EM Deutsche Handballer schlagen in der Crunchtime zu

Bärenjubel: Torwart Andreas Wolff und Julius Kühn.

(Foto: Getty Images)
Von Joachim Mölter, Breslau

Eine halbe Stunde vor Spielbeginn hallte ein Hit der Kölner Gruppe "Höhner" durch die ehrwürdige Jahrhunderthalle Breslau: "Wenn nicht jetzt, wann dann?" Der Schlager hatte die deutschen Handballer 2007 auf ihrem Weg durch die Heim-WM bis zum Triumph in der Kölnarena begleitet; dass die örtlichen EM-Organisatoren dieses Lied nun einspielten, erwies sich als gutes Omen für die aktuelle Auswahl des Deutschen Handballbundes (DHB).

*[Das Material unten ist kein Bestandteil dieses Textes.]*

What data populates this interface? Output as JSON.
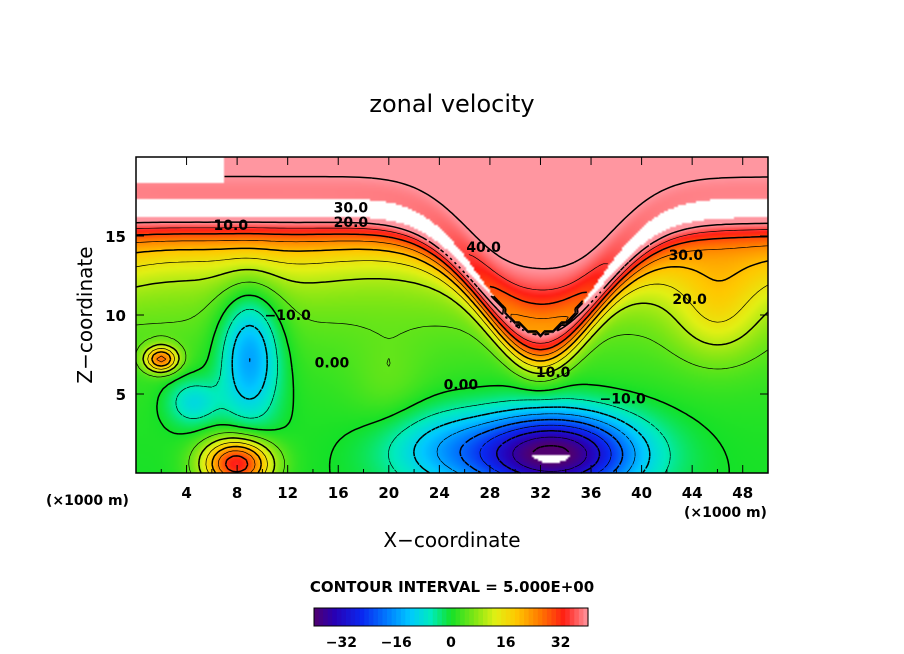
{
  "chart_data": {
    "type": "heatmap",
    "title": "zonal velocity",
    "xlabel": "X−coordinate",
    "ylabel": "Z−coordinate",
    "x_unit_label": "(×1000 m)",
    "y_unit_label": "(×1000 m)",
    "xlim": [
      0,
      50
    ],
    "ylim": [
      0,
      20
    ],
    "x_ticks": [
      "4",
      "8",
      "12",
      "16",
      "20",
      "24",
      "28",
      "32",
      "36",
      "40",
      "44",
      "48"
    ],
    "y_ticks": [
      "5",
      "10",
      "15"
    ],
    "contour_interval_text": "CONTOUR INTERVAL = 5.000E+00",
    "contour_labels": [
      {
        "text": "30.0",
        "x": 17.0,
        "y": 16.8
      },
      {
        "text": "20.0",
        "x": 17.0,
        "y": 15.9
      },
      {
        "text": "10.0",
        "x": 7.5,
        "y": 15.7
      },
      {
        "text": "40.0",
        "x": 27.5,
        "y": 14.3
      },
      {
        "text": "30.0",
        "x": 43.5,
        "y": 13.8
      },
      {
        "text": "20.0",
        "x": 43.8,
        "y": 11.0
      },
      {
        "text": "−10.0",
        "x": 12.0,
        "y": 10.0
      },
      {
        "text": "0.00",
        "x": 15.5,
        "y": 7.0
      },
      {
        "text": "10.0",
        "x": 33.0,
        "y": 6.4
      },
      {
        "text": "0.00",
        "x": 25.7,
        "y": 5.6
      },
      {
        "text": "−10.0",
        "x": 38.5,
        "y": 4.7
      }
    ],
    "colorbar": {
      "min": -40,
      "max": 40,
      "ticks": [
        "−32",
        "−16",
        "0",
        "16",
        "32"
      ],
      "tick_values": [
        -32,
        -16,
        0,
        16,
        32
      ]
    },
    "features": [
      {
        "x": 31,
        "z": 17.5,
        "u": 40
      },
      {
        "x": 8,
        "z": 1.2,
        "u": 35
      },
      {
        "x": 4,
        "z": 4.5,
        "u": -15
      },
      {
        "x": 9,
        "z": 7,
        "u": -14
      },
      {
        "x": 33,
        "z": 1.5,
        "u": -35
      },
      {
        "x": 2,
        "z": 7.2,
        "u": 25
      },
      {
        "x": 46,
        "z": 10,
        "u": 20
      }
    ]
  }
}
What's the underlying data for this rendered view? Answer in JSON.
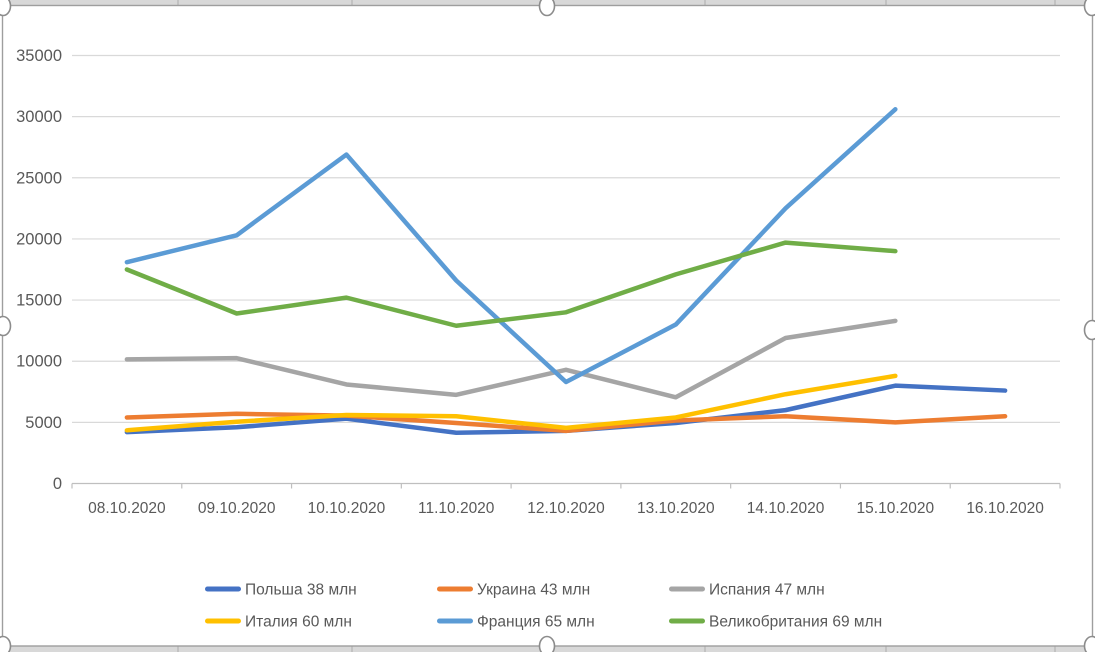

Denn die sicherte sich am Mittwochabend durch einen sensationell zu nennenden 25:23 (12:13)-Sieg über Dänemark die Halbfinal-Teilnahme. Zum ersten Mal seit der EM 2008 in Norwegen kämpft sie wieder um eine Medaille bei einem internationalen Turnier. "Jetzt wollen wir natürlich alles, das ist klar", sagte Linksaußen Rune Dahmke vom THW Kiel.

Es ist nicht einmal mehr vermessen von den DHB-Akteuren, dass sie nun vom Titel träumen. Denn am letzten Spieltag der EM-Hauptrunde sorgten nicht nur sie für eine Überraschung. Titelverteidiger Frankreich unterlag dem Außenseiter Norwegen 24:29 und verpasste die Runde der besten Vier genauso wie der EM-Gastgeber Polen, der seine Chancen durch eine fast demütigende 23:37-Niederlage gegen die Kroaten verspielte. Die Kroaten treffen nun im Halbfinale am Freitag (21.00 Uhr) in Krakau auf Spanien, die deutschen Handballer auf Norwegen (18.30). Wenn sie jetzt nicht das Finale erreichen, wann dann?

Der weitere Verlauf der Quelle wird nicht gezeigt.